DIVOTS AND DEAD SPOTS

               There are divots and dead spots on our front lawn.  One set is at sixty feet from wooden mound.  Another at a distance I do not know, but my youngest son does.  I carry homeplate forward from its mark at sixty feet until he tells me to stop, the distance of his Little League, where I lay the plate to ground and kneel in place behind.

               The divots are in right angled patterns of three—two on the right and one to the left—where right knee rests and toe of shoe digs into earth behind; and to the left, opposite knee, where left foot rests as I kneel to catch.

               It’s been a rainy spring and the ground is soft.  Divots and depressions from repetition of place in catch of my sons’ throws.

               In start of spring, I stepped off the distances.  Now, I no longer do.  Divots mark the spots, dead grass where homeplate covers. 

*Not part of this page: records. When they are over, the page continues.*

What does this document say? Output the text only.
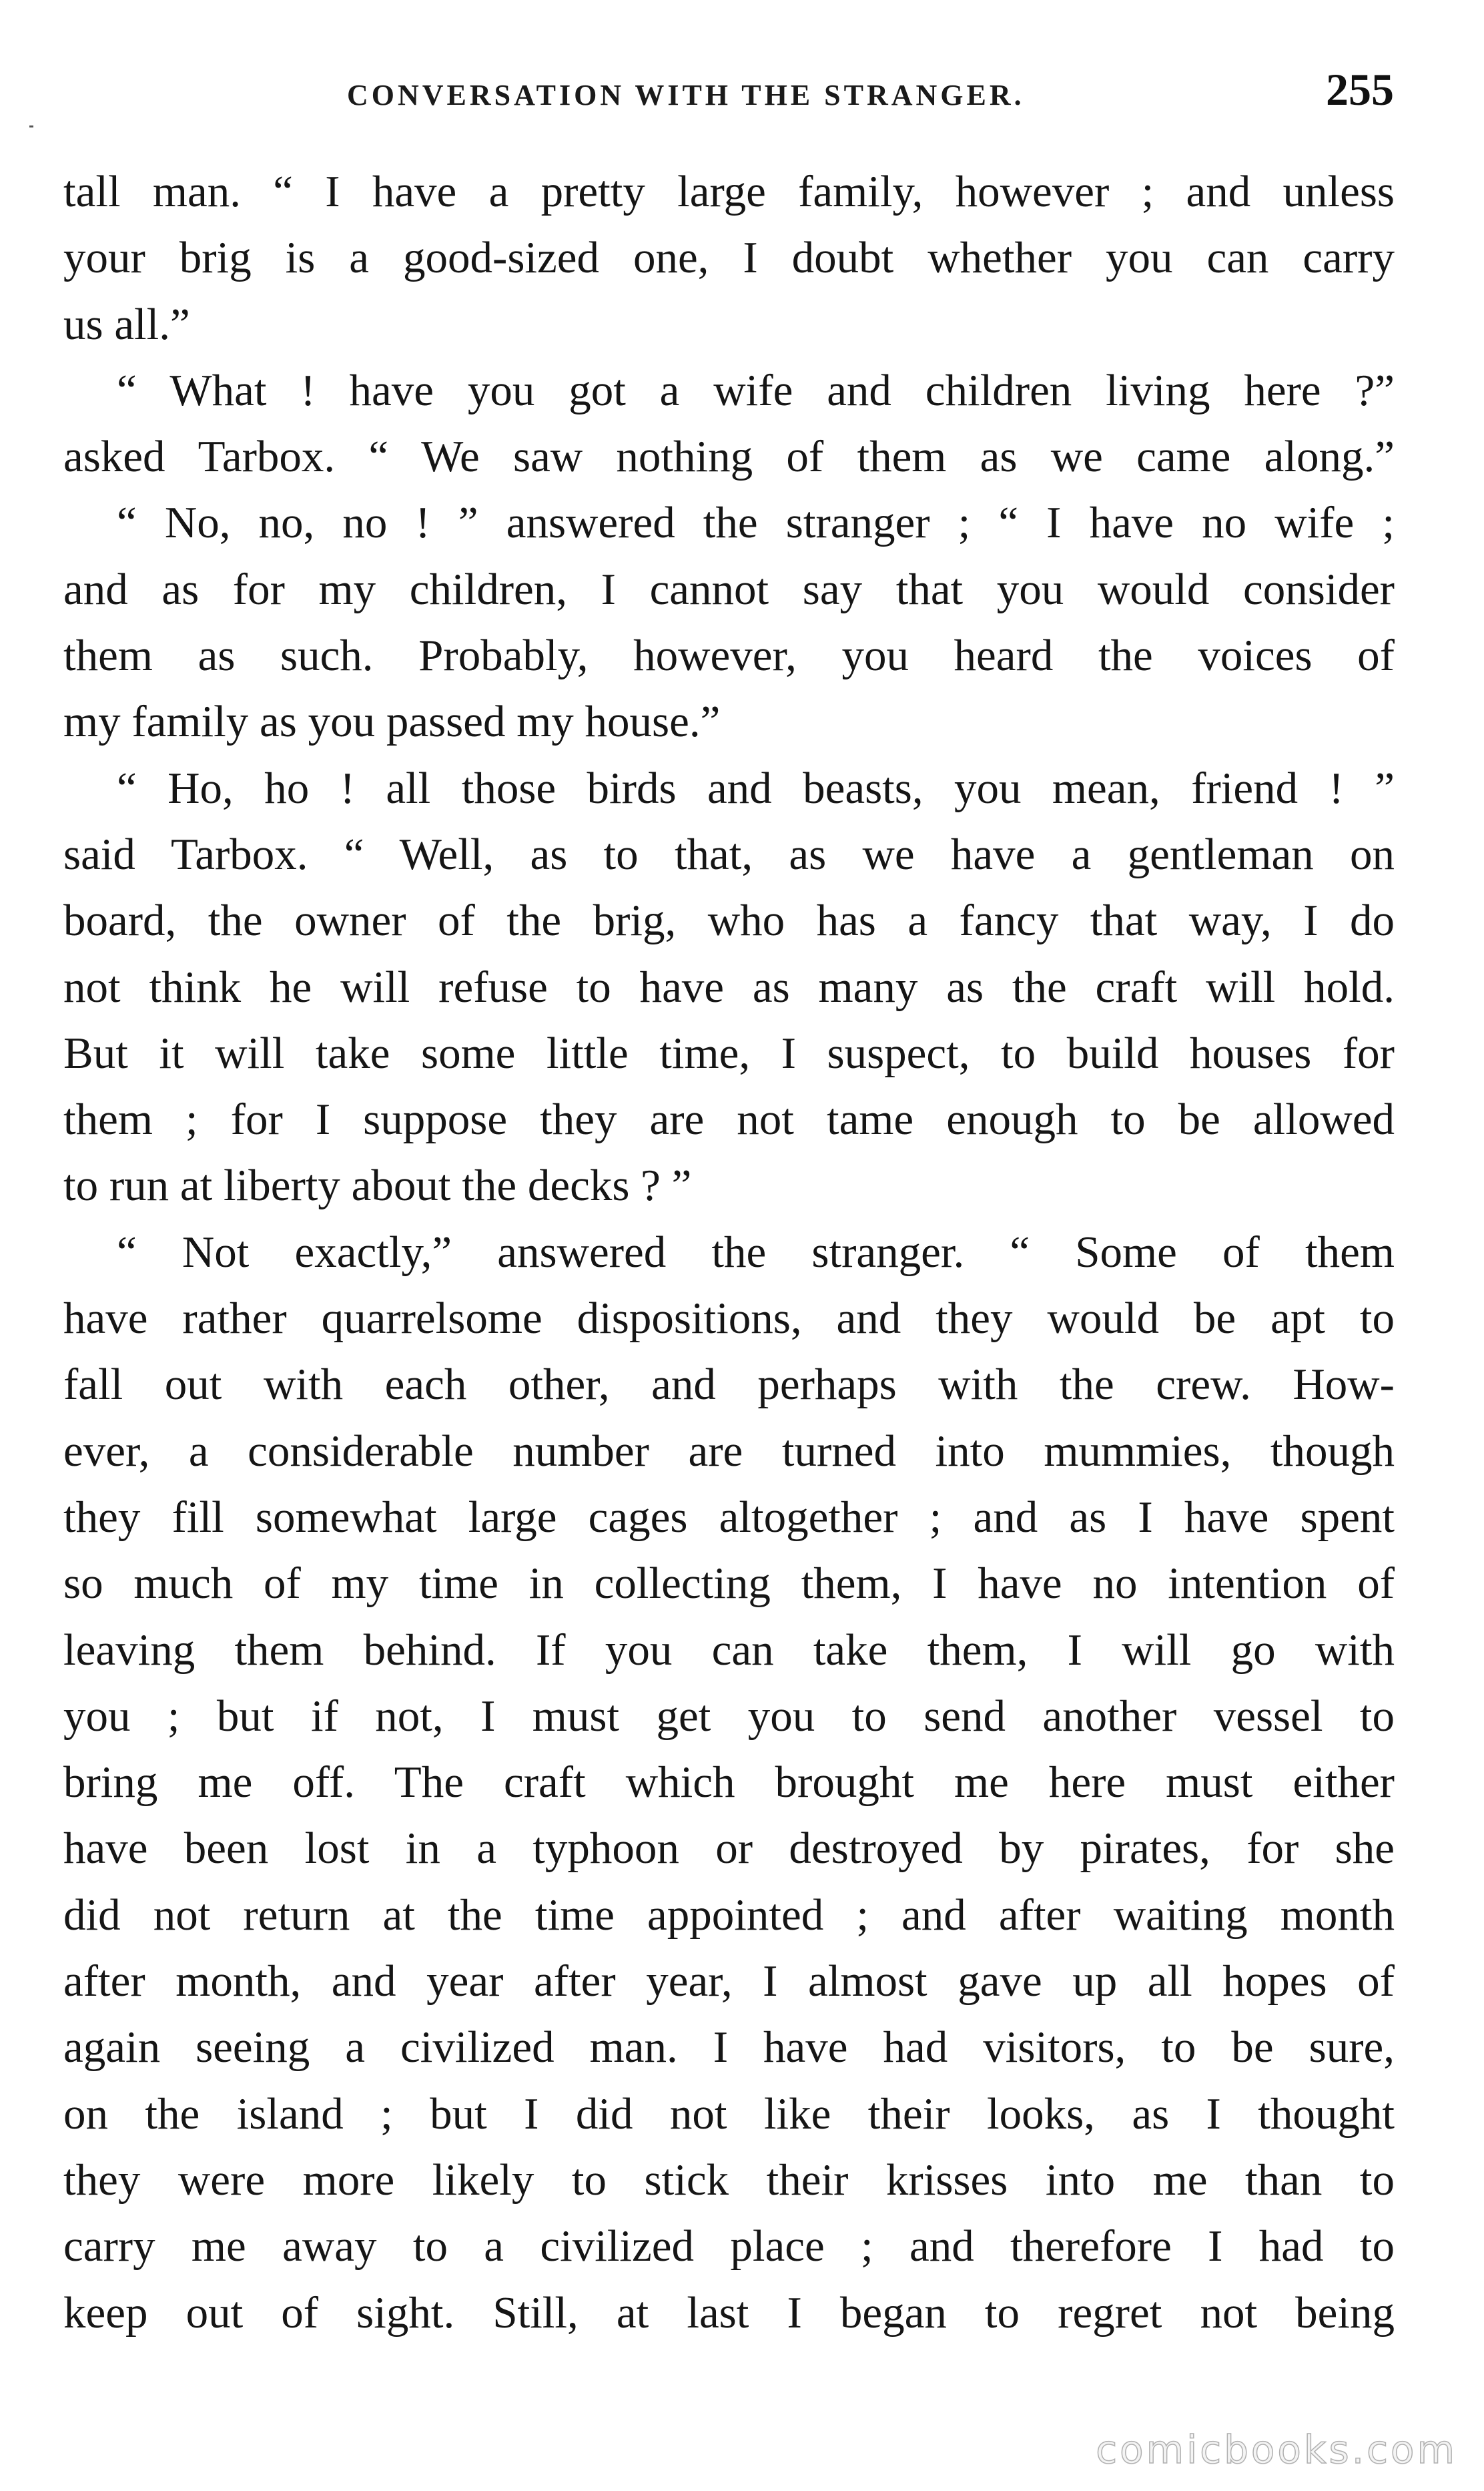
CONVERSATION WITH THE STRANGER.	255
tall man. “ I have a pretty large family, however ; and unless
your brig is a good-sized one, I doubt whether you can carry
us all.”
“ What ! have you got a wife and children living here ?”
asked Tarbox. “ We saw nothing of them as we came along.”
“ No, no, no ! ” answered the stranger ; “ I have no wife ;
and as for my children, I cannot say that you would consider
them as such. Probably, however, you heard the voices of
my family as you passed my house.”
“ Ho, ho ! all those birds and beasts, you mean, friend ! ”
said Tarbox. “ Well, as to that, as we have a gentleman on
board, the owner of the brig, who has a fancy that way, I do
not think he will refuse to have as many as the craft will hold.
But it will take some little time, I suspect, to build houses for
them ; for I suppose they are not tame enough to be allowed
to run at liberty about the decks ? ”
“ Not exactly,” answered the stranger. “ Some of them
have rather quarrelsome dispositions, and they would be apt to
fall out with each other, and perhaps with the crew. How-
ever, a considerable number are turned into mummies, though
they fill somewhat large cages altogether ; and as I have spent
so much of my time in collecting them, I have no intention of
leaving them behind. If you can take them, I will go with
you ; but if not, I must get you to send another vessel to
bring me off. The craft which brought me here must either
have been lost in a typhoon or destroyed by pirates, for she
did not return at the time appointed ; and after waiting month
after month, and year after year, I almost gave up all hopes of
again seeing a civilized man. I have had visitors, to be sure,
on the island ; but I did not like their looks, as I thought
they were more likely to stick their krisses into me than to
carry me away to a civilized place ; and therefore I had to
keep out of sight. Still, at last I began to regret not being
comicbooks.com
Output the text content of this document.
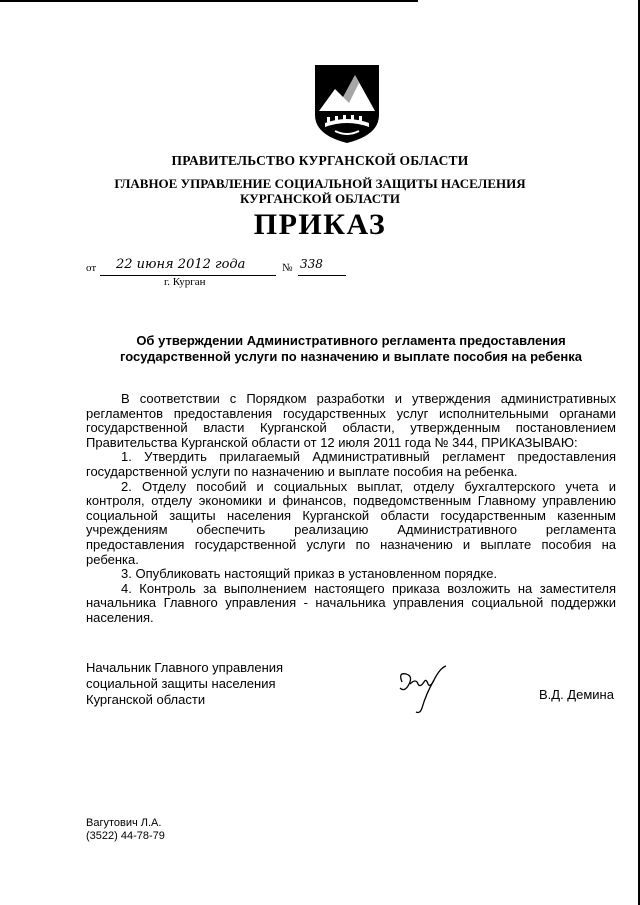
ПРАВИТЕЛЬСТВО КУРГАНСКОЙ ОБЛАСТИ
ГЛАВНОЕ УПРАВЛЕНИЕ СОЦИАЛЬНОЙ ЗАЩИТЫ НАСЕЛЕНИЯ
КУРГАНСКОЙ ОБЛАСТИ
ПРИКАЗ
от 22 июня 2012 года	№ 338
г. Курган
Об утверждении Административного регламента предоставления
государственной услуги по назначению и выплате пособия на ребенка

В соответствии с Порядком разработки и утверждения административных регламентов предоставления государственных услуг исполнительными органами государственной власти Курганской области, утвержденным постановлением Правительства Курганской области от 12 июля 2011 года № 344, ПРИКАЗЫВАЮ:

1. Утвердить прилагаемый Административный регламент предоставления государственной услуги по назначению и выплате пособия на ребенка.

2. Отделу пособий и социальных выплат, отделу бухгалтерского учета и контроля, отделу экономики и финансов, подведомственным Главному управлению социальной защиты населения Курганской области государственным казенным учреждениям обеспечить реализацию Административного регламента предоставления государственной услуги по назначению и выплате пособия на ребенка.

3. Опубликовать настоящий приказ в установленном порядке.

4. Контроль за выполнением настоящего приказа возложить на заместителя начальника Главного управления - начальника управления социальной поддержки населения.

Начальник Главного управления
социальной защиты населения
Курганской области	В.Д. Демина
Вагутович Л.А.
(3522) 44-78-79
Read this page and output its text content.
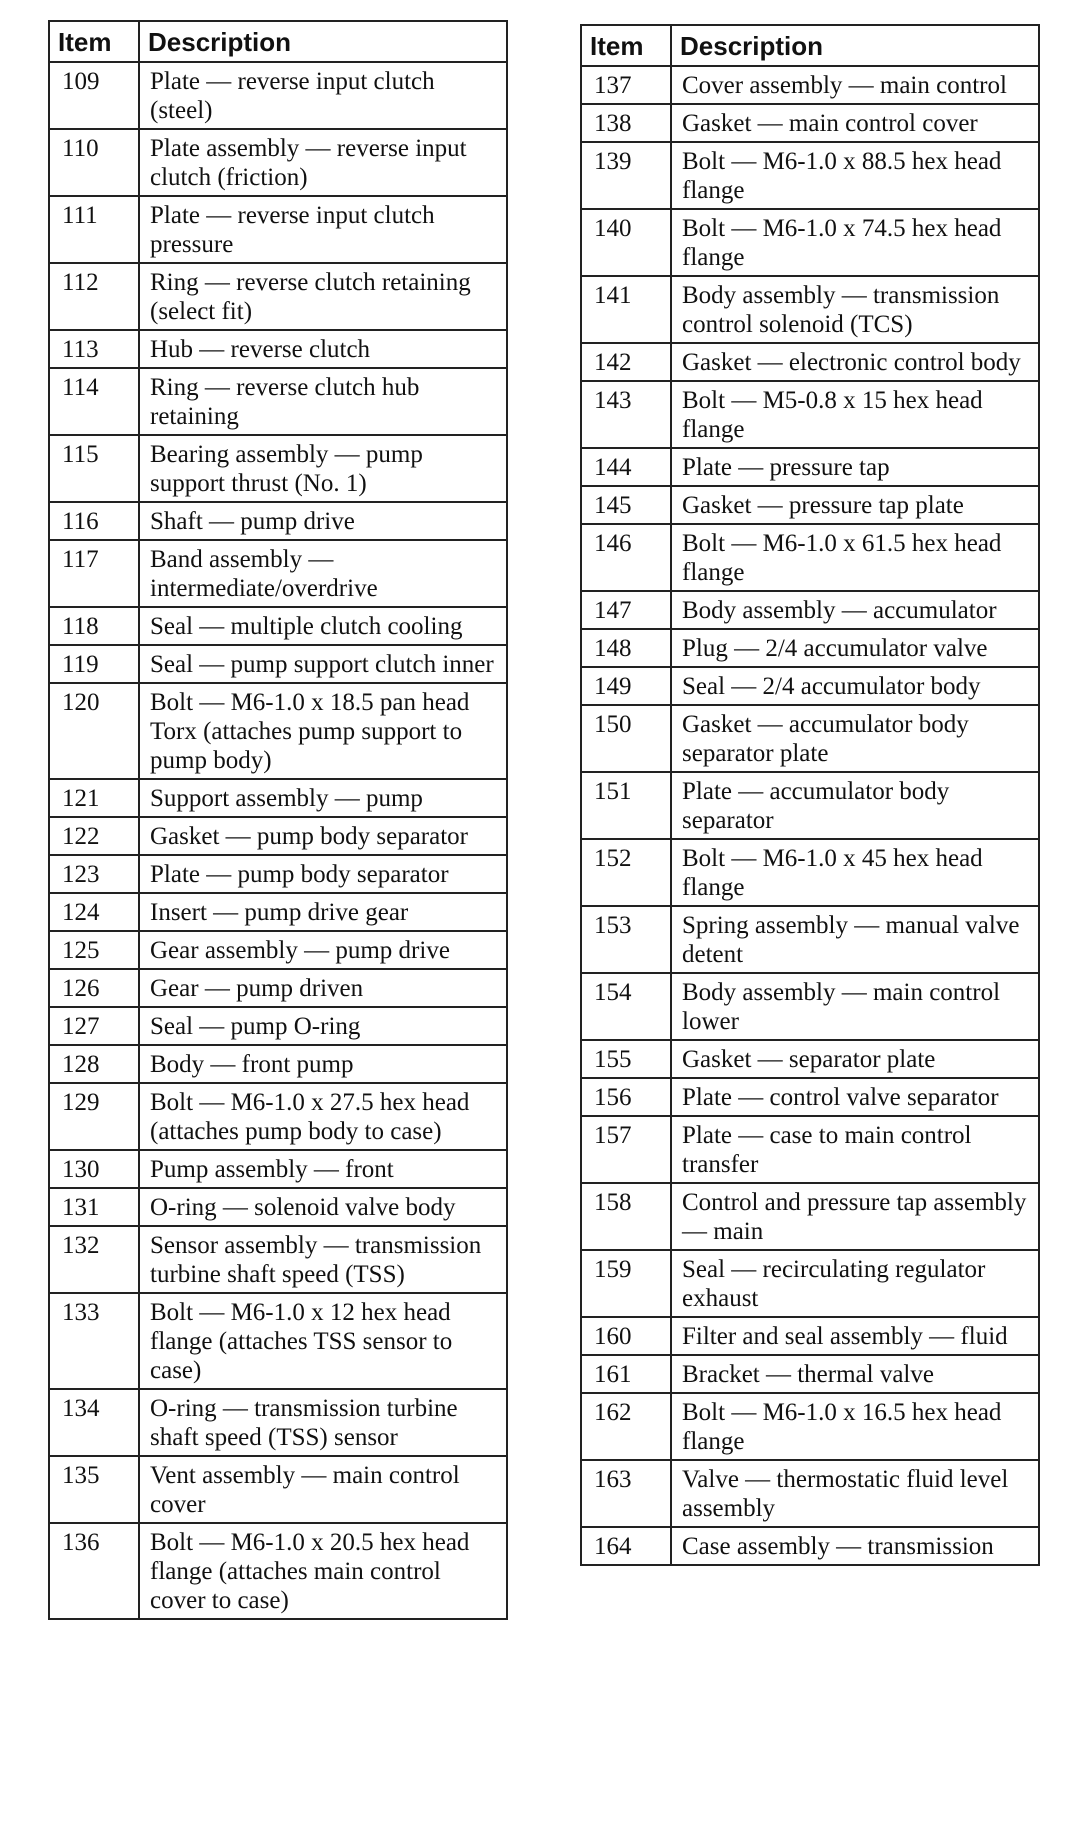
Item	Description
109	Plate — reverse input clutch (steel)
110	Plate assembly — reverse input clutch (friction)
111	Plate — reverse input clutch pressure
112	Ring — reverse clutch retaining (select fit)
113	Hub — reverse clutch
114	Ring — reverse clutch hub retaining
115	Bearing assembly — pump support thrust (No. 1)
116	Shaft — pump drive
117	Band assembly — intermediate/overdrive
118	Seal — multiple clutch cooling
119	Seal — pump support clutch inner
120	Bolt — M6-1.0 x 18.5 pan head Torx (attaches pump support to pump body)
121	Support assembly — pump
122	Gasket — pump body separator
123	Plate — pump body separator
124	Insert — pump drive gear
125	Gear assembly — pump drive
126	Gear — pump driven
127	Seal — pump O-ring
128	Body — front pump
129	Bolt — M6-1.0 x 27.5 hex head (attaches pump body to case)
130	Pump assembly — front
131	O-ring — solenoid valve body
132	Sensor assembly — transmission turbine shaft speed (TSS)
133	Bolt — M6-1.0 x 12 hex head flange (attaches TSS sensor to case)
134	O-ring — transmission turbine shaft speed (TSS) sensor
135	Vent assembly — main control cover
136	Bolt — M6-1.0 x 20.5 hex head flange (attaches main control cover to case)
Item	Description
137	Cover assembly — main control
138	Gasket — main control cover
139	Bolt — M6-1.0 x 88.5 hex head flange
140	Bolt — M6-1.0 x 74.5 hex head flange
141	Body assembly — transmission control solenoid (TCS)
142	Gasket — electronic control body
143	Bolt — M5-0.8 x 15 hex head flange
144	Plate — pressure tap
145	Gasket — pressure tap plate
146	Bolt — M6-1.0 x 61.5 hex head flange
147	Body assembly — accumulator
148	Plug — 2/4 accumulator valve
149	Seal — 2/4 accumulator body
150	Gasket — accumulator body separator plate
151	Plate — accumulator body separator
152	Bolt — M6-1.0 x 45 hex head flange
153	Spring assembly — manual valve detent
154	Body assembly — main control lower
155	Gasket — separator plate
156	Plate — control valve separator
157	Plate — case to main control transfer
158	Control and pressure tap assembly — main
159	Seal — recirculating regulator exhaust
160	Filter and seal assembly — fluid
161	Bracket — thermal valve
162	Bolt — M6-1.0 x 16.5 hex head flange
163	Valve — thermostatic fluid level assembly
164	Case assembly — transmission
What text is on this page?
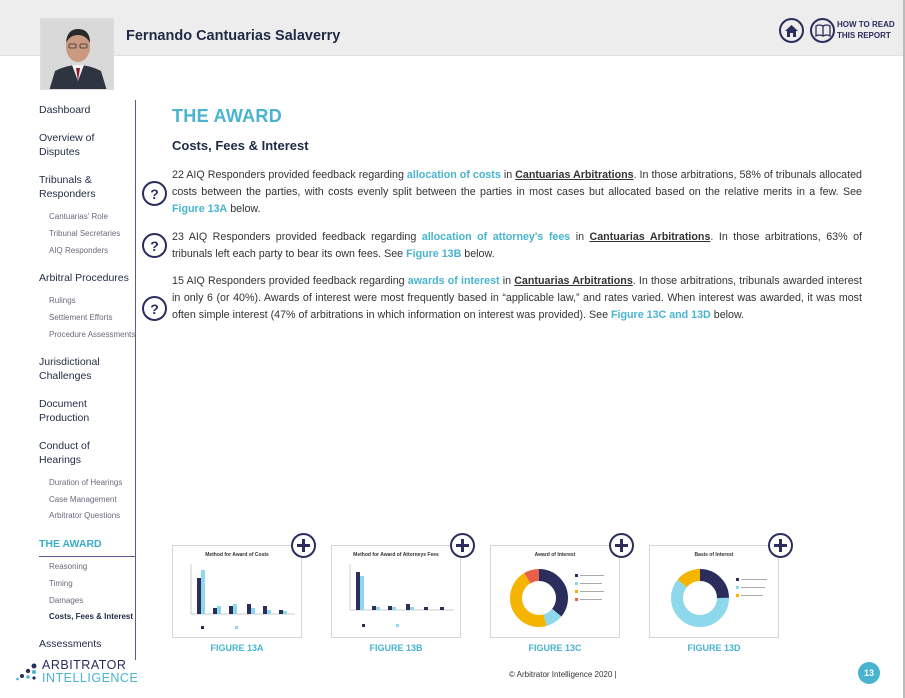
Fernando Cantuarias Salaverry
HOW TO READ
THIS REPORT
Dashboard
Overview of Disputes
Tribunals & Responders
Cantuarias' Role
Tribunal Secretaries
AIQ Responders
Arbitral Procedures
Rulings
Settlement Efforts
Procedure Assessments
Jurisdictional Challenges
Document Production
Conduct of Hearings
Duration of Hearings
Case Management
Arbitrator Questions
THE AWARD
Reasoning
Timing
Damages
Costs, Fees & Interest
Assessments
THE AWARD
Costs, Fees & Interest
?
22 AIQ Responders provided feedback regarding allocation of costs in Cantuarias Arbitrations. In those arbitrations, 58% of tribunals allocated costs between the parties, with costs evenly split between the parties in most cases but allocated based on the relative merits in a few. See Figure 13A below.
?
23 AIQ Responders provided feedback regarding allocation of attorney's fees in Cantuarias Arbitrations. In those arbitrations, 63% of tribunals left each party to bear its own fees. See Figure 13B below.
?
15 AIQ Responders provided feedback regarding awards of interest in Cantuarias Arbitrations. In those arbitrations, tribunals awarded interest in only 6 (or 40%). Awards of interest were most frequently based in “applicable law,” and rates varied. When interest was awarded, it was most often simple interest (47% of arbitrations in which information on interest was provided). See Figure 13C and 13D below.
Method for Award of Costs
FIGURE 13A
Method for Award of Attorneys Fees
FIGURE 13B
Award of Interest
FIGURE 13C
Basis of Interest
FIGURE 13D
ARBITRATOR
INTELLIGENCE	© Arbitrator Intelligence 2020 |	13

               It may not be the prettiest lawn, but it has the prettiest, and only, pitcher’s mound in the neighborhood’s front yards—Charleston Brown and the color of Kauffman Stadium’s when watered down and sprayed before start of game and again in seventh inning’s stretch. 

               We smile and wave at cars when they pass.  We are genuinely happy (mostly—we all have days when strikes don’t hit and frustrations do, and these are as much of the-lessons we learn as learning throw) and we share it with those we see. 

               We meet and make friends of neighbors, mostly older, who stop to speak with the boys and reminisce on when they or their children played.

               We made a friend today.  His name is Bob.

               There are divots and dead spots on our front lawn.

               They mean more to me than the grass.